Is Philly’s Club Scene Blowing Up?
On the Sunday of Memorial Day weekend, I stood a few feet from Steve Aoki as he hurled 10 frosted sheet cakes at ravers dressed in neon CAKE ME t-shirts in the sweaty crush of a nightclub. The superstar DJ, an EDM darling with his own Netflix documentary, trots the globe performing at big-deal festivals like Belgium’s Tomorrowland and Vegas’s Electric Daisy Carnival. But I didn’t hop on a plane to see Aoki spin. All it took was a 10-minute Lyft ride from West Philly to 1209 Vine Street, where NOTO, Philly’s only 1,000-capacity nightclub, opened to fanfare (and a few eye rolls) back in February.
With its Connecticut backers and their extravagant plans, NOTO rubbed some the wrong way. And at that Aoki bash, I witnessed some things that didn’t feel quite Philly. For one, the crowd seemed thrilled to be in a ritzy big-room club — walls adorned with Caravaggio-inspired art, chandeliers made of vintage perfume bottles — that was starkly different from other Philly clubs’ low-key vibes.
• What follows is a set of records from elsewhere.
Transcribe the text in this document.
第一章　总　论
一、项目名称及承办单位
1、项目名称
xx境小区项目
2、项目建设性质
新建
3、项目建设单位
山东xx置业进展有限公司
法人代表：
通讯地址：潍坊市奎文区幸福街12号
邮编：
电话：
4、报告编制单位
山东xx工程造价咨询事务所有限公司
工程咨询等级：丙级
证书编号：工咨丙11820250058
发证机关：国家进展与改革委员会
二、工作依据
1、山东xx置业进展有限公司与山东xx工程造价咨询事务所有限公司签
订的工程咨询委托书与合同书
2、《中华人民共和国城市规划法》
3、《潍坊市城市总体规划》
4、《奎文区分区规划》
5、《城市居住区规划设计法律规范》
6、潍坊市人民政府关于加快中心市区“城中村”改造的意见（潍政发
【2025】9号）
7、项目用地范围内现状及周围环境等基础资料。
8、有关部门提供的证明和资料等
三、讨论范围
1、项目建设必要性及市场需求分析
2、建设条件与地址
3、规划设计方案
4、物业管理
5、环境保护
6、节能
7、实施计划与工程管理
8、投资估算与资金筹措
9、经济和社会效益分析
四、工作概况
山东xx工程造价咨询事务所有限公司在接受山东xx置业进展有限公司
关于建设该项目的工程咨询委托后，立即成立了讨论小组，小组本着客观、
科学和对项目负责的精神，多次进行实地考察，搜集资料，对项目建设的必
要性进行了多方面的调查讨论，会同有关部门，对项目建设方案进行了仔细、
That night I spoke to attendees (some newly legal drinkers, others 56-year-old parents) who came in from New York, D.C., and as far as Florida. They gladly paid $12 for one-liquor drinks — some forked out $6,000 for bottle service — and waved NOTO-branded light sticks at a Phillies-jersey-sporting Aoki. The rave ended with the crowd chanting “Trust the Process” and Joel Embiid towering over the stage awash in lights, smoke and confetti, his arm slung across the DJ’s shoulder for a Snap. The droves skated out at 1:50 a.m. across the floor’s coating of vanilla frosting and sprinkles.
This wasn’t my first time at NOTO, and the scene is lit even without a superstar headlining. It’s just the latest in a newish wave of bigger trendy spots — think Center City’s Rumor, Coda and Down — that make scene observers wonder if there’s something afoot. Is Philly looking at the dawn of a new mega-nightclub era, conjuring memories of seedy Delaware Avenue in the ’90s? Or is this simply the latest exciting iteration of Philly’s club scene?
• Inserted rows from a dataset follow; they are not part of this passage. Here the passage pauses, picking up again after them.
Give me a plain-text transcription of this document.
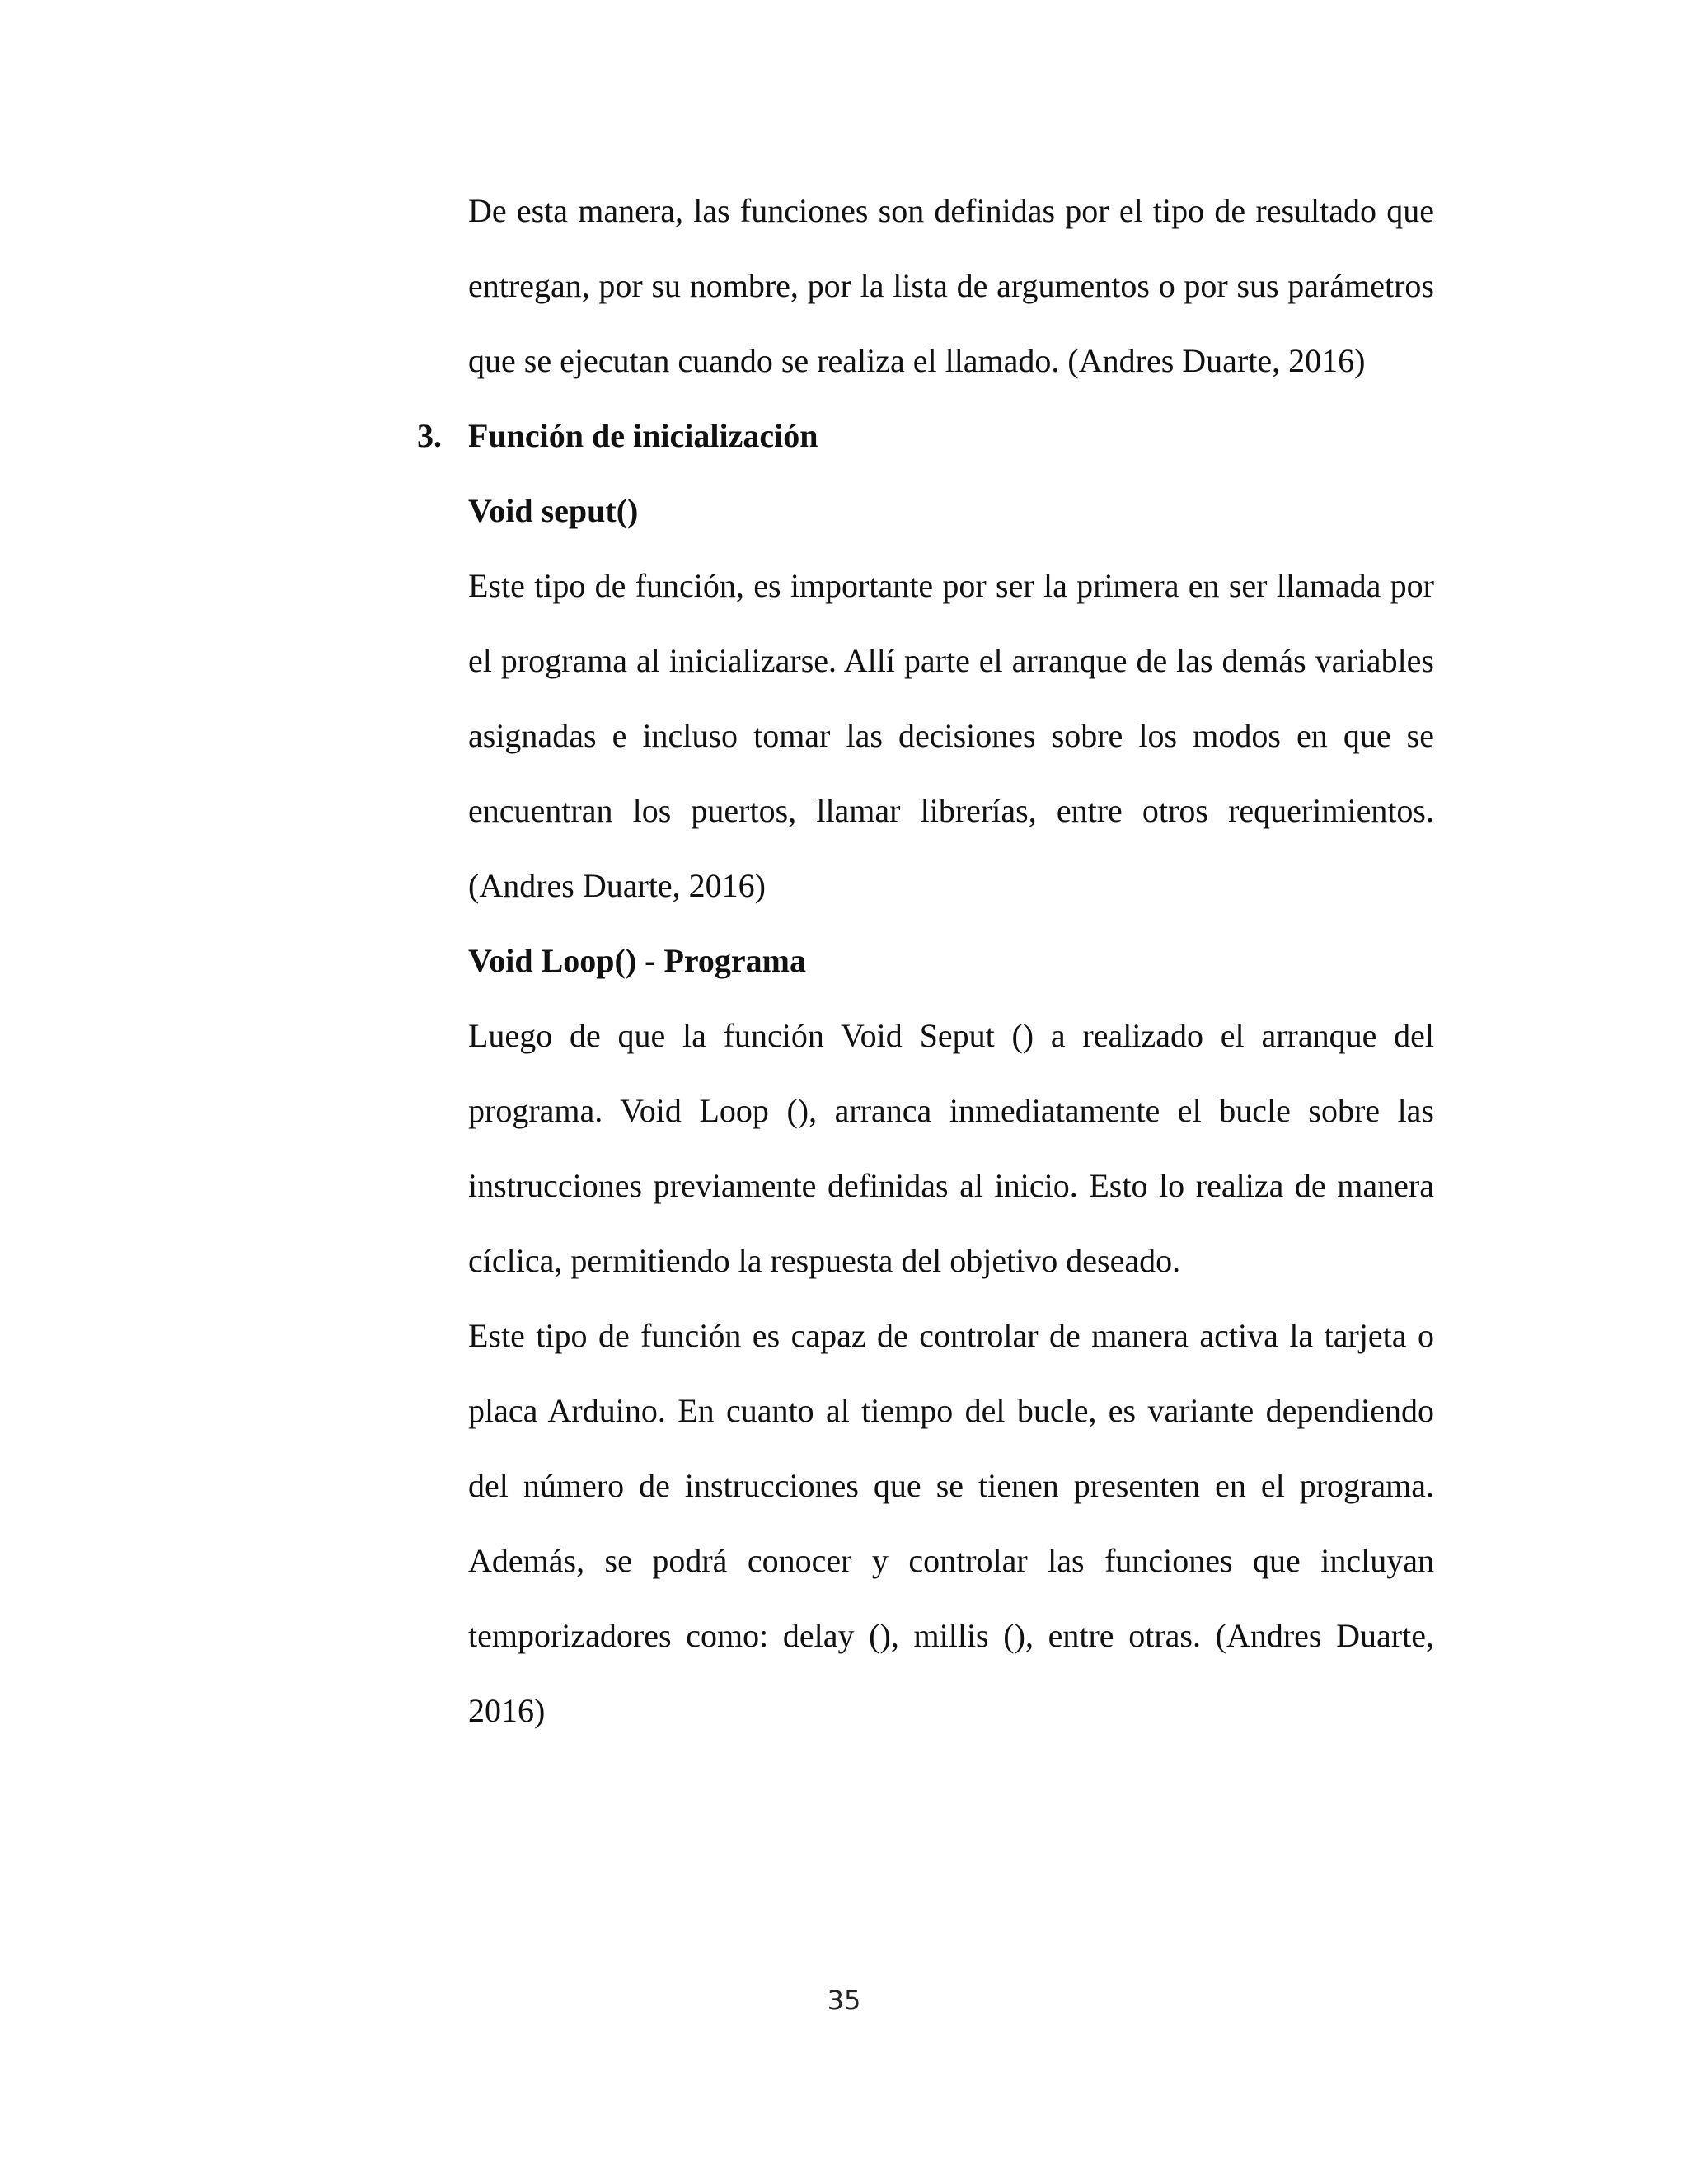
De esta manera, las funciones son definidas por el tipo de resultado que entregan, por su nombre, por la lista de argumentos o por sus parámetros que se ejecutan cuando se realiza el llamado. (Andres Duarte, 2016)

3. Función de inicialización
Void seput()

Este tipo de función, es importante por ser la primera en ser llamada por el programa al inicializarse. Allí parte el arranque de las demás variables asignadas e incluso tomar las decisiones sobre los modos en que se encuentran los puertos, llamar librerías, entre otros requerimientos. (Andres Duarte, 2016)

Void Loop() - Programa

Luego de que la función Void Seput () a realizado el arranque del programa. Void Loop (), arranca inmediatamente el bucle sobre las instrucciones previamente definidas al inicio. Esto lo realiza de manera cíclica, permitiendo la respuesta del objetivo deseado.

Este tipo de función es capaz de controlar de manera activa la tarjeta o placa Arduino. En cuanto al tiempo del bucle, es variante dependiendo del número de instrucciones que se tienen presenten en el programa. Además, se podrá conocer y controlar las funciones que incluyan temporizadores como: delay (), millis (), entre otras. (Andres Duarte, 2016)

35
“Those days are over,” says Mark Marek, owner of Rumor, bluntly dismissing as a “blip” the time when Delaware Avenue was home to behemoths like KatManDu, Rock Lobster and Egypt and club-goers descended on the stretch by the thousands. Over the decade, those clubs closed down, victims to rowdy behavior, crumbling infrastructure (the Club Heat collapse) and changing tastes, giving way to lounges and bottle service.
“The city is much more neighborhood-driven now,” says NOTO director Ryan Dorsey, who got his start in clubs as a bar-back on Delaware Avenue. NOTO, for one, signed a “community benefits agreement,” essentially a pledge to be a good neighbor, and the crime stats show it’s keeping its pledge. And Steve Aoki nights notwithstanding, the millennials moving to Philadelphia, Marek figures, don’t want to pay a cover or for expensive drinks.
Still, bigger, continually bumping venues like this add a certain cachet. “They put such a big investment into NOTO, and they’re getting DJs that would usually pass on Philadelphia,” says DJ Excel, 37, who cut his teeth on Delaware Avenue but left Philly for Los Angeles in search of bigger gigs when that circuit started drying up.
What’s driving the new wave? It appears that Philly’s burgeoning tech and restaurant scenes are part of it. Marek figures that Comcast, for instance, is filling a new skyscraper with young potential club-goers. Plus, festivals like Made in America and the Roots Picnic and national events like the DNC and the NFL draft have an impact. Local DJ Aktive, 36, who’s worked with the likes of Kanye West and Janet Jackson, has noticed: “We’re getting so many people in the city from these events who weren’t stopping in before.” Which means that Philly’s rising profile seems to be having ripple effects all over.
Published in the August 2017 issue of Philadelphia magazine.